To find molecules that specifically target cancer cells, my lab has taken advantage of a technique called phage display. It utilizes phage, essentially a virus that attacks bacteria, to produce massive amounts of potential targeting agents quickly. We have engineered phage to produce short pieces of proteins called peptides. We incubate hundreds of millions of phage with these peptides displayed on their surface together with cancer cells—my lab focuses on non-small cell lung cancer—to see which ones bind to the cells. Anything that sticks can be sequenced to determine the composition of the peptide and then develop ways to use it.
We are exploring a range of applications of these peptides. Some focus on delivering drugs; some focus on doing molecular imaging to better understand the underlying biochemistry. We are also working with other groups at SRI to develop in vitro diagnostics to help detect cancer earlier or to follow treatment to see how a disease or therapy is progressing, pointing toward more personalized and precise medicines in the future. The latest news is that we are now using these peptides as immunotherapy. I recently presented an update of this work at the Essential Protein Engineering Summit (PEGS) held in Boston.
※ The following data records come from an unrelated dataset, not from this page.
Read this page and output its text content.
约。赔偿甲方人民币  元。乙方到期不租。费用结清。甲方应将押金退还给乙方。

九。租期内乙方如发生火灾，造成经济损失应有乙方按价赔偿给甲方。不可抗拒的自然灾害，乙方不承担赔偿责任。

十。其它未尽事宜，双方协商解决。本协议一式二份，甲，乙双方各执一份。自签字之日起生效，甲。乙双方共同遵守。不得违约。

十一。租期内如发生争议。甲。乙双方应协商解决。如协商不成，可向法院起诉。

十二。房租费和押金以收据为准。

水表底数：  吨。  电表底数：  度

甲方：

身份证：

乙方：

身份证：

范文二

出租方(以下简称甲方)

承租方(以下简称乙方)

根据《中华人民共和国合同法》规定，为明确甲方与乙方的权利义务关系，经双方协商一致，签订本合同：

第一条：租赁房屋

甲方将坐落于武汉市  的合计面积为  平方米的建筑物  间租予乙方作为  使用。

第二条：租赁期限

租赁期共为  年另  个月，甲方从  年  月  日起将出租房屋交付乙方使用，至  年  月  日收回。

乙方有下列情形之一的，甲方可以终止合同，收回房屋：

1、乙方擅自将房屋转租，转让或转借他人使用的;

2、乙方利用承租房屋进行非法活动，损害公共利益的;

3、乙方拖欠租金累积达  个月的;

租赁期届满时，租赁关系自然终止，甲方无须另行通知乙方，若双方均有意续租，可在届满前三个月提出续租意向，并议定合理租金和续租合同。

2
One of my research colleagues had the idea that, since we have identified peptides which bind to cancer specifically, what if instead of a drug we delivered an antigen that the immune system could recognize as foreign? If we delivered an antigen that people have been vaccinated against, maybe we could trigger a potent memory immune response that flags the cancer cells to be killed by the immune system naturally.
We created microscopic 100-nanometer “fat spheres” called liposomes and encapsulated inside each one a small peptide from measles that is known to cause an immune response to the measles vaccine. On the outside of the liposomes we put various cancer protein peptides that we have identified by phage display screening so that liposomes carrying this antigen would be delivered specifically to cancer cells.
Basically, we are trying to trick the immune system into thinking that cancer cells are infected with measles without actually using measles virus. If the body’s immune cells encounter a cancer cell with this measles protein on its surface, they will kill those cancer cells. We have found that there is a significant reduction in tumor growth rate using the targeted liposome treatment in mice, so our hypothesis appears to be correct.
We have a lot more work to do, finding different antigens and studying how this process is working, and also studying it in multiple different cancer types to see if it is broadly applicable. Overall we think using our identified peptides as immunotherapy is a promising idea, and our search for a magic bullet will continue.
Research reported in this SRI Blog post related to the Essential Protein Engineering Summit was supported by National Cancer Institute & National Institute of Biomedical Imaging and Bioengineering of the National Institutes of Health under grant number R01CA164447 & R01EB014244 respectively.